Whether it was a result of the weather or simply business as usual in Memorial Gym, the place was overrun by Kentucky fans. Loud “Go Big Blue!” chants greeted the Cats before tipoff. What could have been a rowdy home atmosphere for a Vandy team enjoying one of its best seasons in years was something else entirely. A neutral-site crowd, at best, for the Commodores.
But the official record would’ve shown a major road victory for the Cats if they could’ve pulled this one out, a line on an NCAA Tournament résumé that would have been impossible to overlook.
Instead, it turned into one more double-digit deficit in the first half. In 14 games against high-major competition so far, Pope’s team has led just twice at halftime. “It’s obviously an area of concern for us,” he said. “... We got punched in the mouth pretty good, and we just didn’t respond at all in this game.”
Unlike poor starts of the past — UK has rebounded from plenty of those this season — this one just kept sputtering out of the Cats’ control. Instead of a comeback, the second half was filled with slumped shoulders and defeated expressions.
This was the 209th meeting in a series that dates back to 1912, and Vandy’s lopsided victory marked only the third time the Commodores have defeated Kentucky by more than 20 points.
It was just the 15th time in the past 75 years that a UK basketball team has been beaten by 25 points or more by anyone. It was the third time in less than a year that one of Pope’s teams had to suffer through that indignity.
There was the 99-70 loss to Alabama in the SEC Tournament last season. And there was the 94-59 loss to Gonzaga last month. Both of those games were played in Nashville, too.

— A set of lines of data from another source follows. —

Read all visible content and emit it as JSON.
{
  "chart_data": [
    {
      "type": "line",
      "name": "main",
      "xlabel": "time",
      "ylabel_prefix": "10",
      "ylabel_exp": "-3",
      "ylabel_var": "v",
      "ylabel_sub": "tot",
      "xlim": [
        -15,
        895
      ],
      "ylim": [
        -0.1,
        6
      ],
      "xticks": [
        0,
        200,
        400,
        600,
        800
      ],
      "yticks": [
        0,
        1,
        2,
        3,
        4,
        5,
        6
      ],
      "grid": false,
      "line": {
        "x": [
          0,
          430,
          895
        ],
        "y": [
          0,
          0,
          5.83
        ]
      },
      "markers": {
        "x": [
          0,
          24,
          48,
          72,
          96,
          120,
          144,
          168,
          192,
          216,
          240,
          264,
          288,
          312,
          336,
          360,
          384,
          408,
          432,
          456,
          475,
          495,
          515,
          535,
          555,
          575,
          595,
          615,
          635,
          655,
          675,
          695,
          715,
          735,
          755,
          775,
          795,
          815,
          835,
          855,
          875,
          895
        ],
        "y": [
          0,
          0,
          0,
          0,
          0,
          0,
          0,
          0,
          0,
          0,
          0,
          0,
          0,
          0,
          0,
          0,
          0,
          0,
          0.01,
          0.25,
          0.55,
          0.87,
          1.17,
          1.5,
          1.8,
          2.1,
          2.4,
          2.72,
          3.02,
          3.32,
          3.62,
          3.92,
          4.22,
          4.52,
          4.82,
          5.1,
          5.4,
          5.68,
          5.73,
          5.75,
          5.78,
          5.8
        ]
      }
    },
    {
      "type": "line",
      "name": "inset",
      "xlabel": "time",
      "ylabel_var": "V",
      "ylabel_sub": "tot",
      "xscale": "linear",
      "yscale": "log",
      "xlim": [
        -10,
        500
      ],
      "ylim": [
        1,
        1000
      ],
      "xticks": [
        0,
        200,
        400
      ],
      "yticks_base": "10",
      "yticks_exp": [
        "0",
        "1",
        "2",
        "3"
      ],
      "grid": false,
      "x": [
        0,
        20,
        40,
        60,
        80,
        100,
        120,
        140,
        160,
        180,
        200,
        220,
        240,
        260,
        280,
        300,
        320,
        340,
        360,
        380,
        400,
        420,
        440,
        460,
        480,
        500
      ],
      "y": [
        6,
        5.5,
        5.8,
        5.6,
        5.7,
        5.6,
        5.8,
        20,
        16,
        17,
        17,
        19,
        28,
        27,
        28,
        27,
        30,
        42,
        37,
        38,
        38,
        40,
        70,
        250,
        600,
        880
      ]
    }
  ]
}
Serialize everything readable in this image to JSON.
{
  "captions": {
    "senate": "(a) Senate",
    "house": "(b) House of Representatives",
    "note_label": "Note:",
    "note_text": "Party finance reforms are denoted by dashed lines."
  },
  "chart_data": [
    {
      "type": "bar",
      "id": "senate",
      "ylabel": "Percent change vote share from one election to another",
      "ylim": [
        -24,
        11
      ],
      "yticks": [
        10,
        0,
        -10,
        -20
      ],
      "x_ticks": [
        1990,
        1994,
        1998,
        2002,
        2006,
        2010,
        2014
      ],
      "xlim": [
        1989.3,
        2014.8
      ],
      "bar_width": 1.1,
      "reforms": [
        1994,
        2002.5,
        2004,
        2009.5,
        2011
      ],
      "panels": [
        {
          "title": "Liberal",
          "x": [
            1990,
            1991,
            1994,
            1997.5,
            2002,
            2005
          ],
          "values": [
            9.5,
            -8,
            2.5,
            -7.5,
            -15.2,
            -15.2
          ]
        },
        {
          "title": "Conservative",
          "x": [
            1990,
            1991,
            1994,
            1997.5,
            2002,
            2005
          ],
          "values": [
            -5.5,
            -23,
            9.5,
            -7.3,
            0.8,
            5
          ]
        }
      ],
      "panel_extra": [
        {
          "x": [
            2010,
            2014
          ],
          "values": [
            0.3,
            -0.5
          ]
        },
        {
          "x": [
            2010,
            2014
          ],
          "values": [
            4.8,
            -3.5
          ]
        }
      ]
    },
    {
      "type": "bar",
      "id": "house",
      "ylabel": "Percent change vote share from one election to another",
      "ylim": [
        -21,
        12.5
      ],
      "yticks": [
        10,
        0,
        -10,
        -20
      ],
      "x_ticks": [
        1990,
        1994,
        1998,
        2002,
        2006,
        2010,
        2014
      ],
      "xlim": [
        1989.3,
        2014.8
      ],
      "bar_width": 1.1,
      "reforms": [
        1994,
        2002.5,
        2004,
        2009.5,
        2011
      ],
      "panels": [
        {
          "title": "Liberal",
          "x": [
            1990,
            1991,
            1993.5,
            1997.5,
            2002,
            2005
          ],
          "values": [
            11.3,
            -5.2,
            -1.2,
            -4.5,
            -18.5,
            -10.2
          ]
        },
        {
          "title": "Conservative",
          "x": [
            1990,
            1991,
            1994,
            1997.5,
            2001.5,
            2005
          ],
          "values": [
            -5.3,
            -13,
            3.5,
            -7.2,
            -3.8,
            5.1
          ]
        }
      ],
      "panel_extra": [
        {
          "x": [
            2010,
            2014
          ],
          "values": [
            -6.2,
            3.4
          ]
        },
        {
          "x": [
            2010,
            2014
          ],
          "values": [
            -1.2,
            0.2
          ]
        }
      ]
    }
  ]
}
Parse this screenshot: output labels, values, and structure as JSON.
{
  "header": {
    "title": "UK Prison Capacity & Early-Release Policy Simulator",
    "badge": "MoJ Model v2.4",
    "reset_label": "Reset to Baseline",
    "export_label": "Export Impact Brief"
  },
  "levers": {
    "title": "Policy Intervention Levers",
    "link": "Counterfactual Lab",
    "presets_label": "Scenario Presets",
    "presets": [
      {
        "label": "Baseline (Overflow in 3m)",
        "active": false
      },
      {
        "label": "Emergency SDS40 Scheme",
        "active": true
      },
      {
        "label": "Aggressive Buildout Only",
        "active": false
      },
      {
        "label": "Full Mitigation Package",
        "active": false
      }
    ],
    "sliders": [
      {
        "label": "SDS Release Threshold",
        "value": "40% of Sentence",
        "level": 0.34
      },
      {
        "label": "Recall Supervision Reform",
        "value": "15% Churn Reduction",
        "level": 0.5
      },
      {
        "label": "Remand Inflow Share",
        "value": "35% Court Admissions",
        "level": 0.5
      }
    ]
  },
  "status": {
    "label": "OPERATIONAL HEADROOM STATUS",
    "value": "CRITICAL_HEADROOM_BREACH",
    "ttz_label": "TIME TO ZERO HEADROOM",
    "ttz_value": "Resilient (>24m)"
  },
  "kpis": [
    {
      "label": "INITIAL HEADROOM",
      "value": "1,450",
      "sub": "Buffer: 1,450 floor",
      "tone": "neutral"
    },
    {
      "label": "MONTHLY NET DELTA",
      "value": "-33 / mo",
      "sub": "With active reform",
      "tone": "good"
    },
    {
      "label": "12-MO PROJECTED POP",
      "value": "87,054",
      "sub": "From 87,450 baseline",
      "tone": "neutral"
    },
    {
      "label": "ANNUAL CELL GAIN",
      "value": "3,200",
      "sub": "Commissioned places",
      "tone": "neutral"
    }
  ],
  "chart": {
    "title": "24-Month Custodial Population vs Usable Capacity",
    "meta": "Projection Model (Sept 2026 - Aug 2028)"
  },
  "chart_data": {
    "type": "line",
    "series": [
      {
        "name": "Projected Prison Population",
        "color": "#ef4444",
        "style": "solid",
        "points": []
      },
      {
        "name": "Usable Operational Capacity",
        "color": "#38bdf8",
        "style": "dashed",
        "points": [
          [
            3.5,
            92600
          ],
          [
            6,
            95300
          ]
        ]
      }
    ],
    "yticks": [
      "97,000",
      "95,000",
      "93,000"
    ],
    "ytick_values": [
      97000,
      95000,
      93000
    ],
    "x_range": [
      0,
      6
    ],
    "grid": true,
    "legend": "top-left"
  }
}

And up next is John Calipari and the Arkansas Razorbacks, the highest-ranked team in the SEC and a group that beat this same Vanderbilt squad by 25 points just last week. That game happens Saturday in Fayetteville, and there won’t be much blue that gets into Bud Walton.
“This was a disastrous effort from our team in both halves tonight. And it is exactly what it is,” Pope said. “And so we have to pick up the pieces and be better. We’ve done that before. We’ve been here before. We ran off five straight in the SEC. We had the longest winning streak in the league coming into this game, after having some tough, tough games before.
“So we know we can do it. We got to find some way to avoid this disastrous (showing) tonight. But the only thing we can do now is move forward and get better.”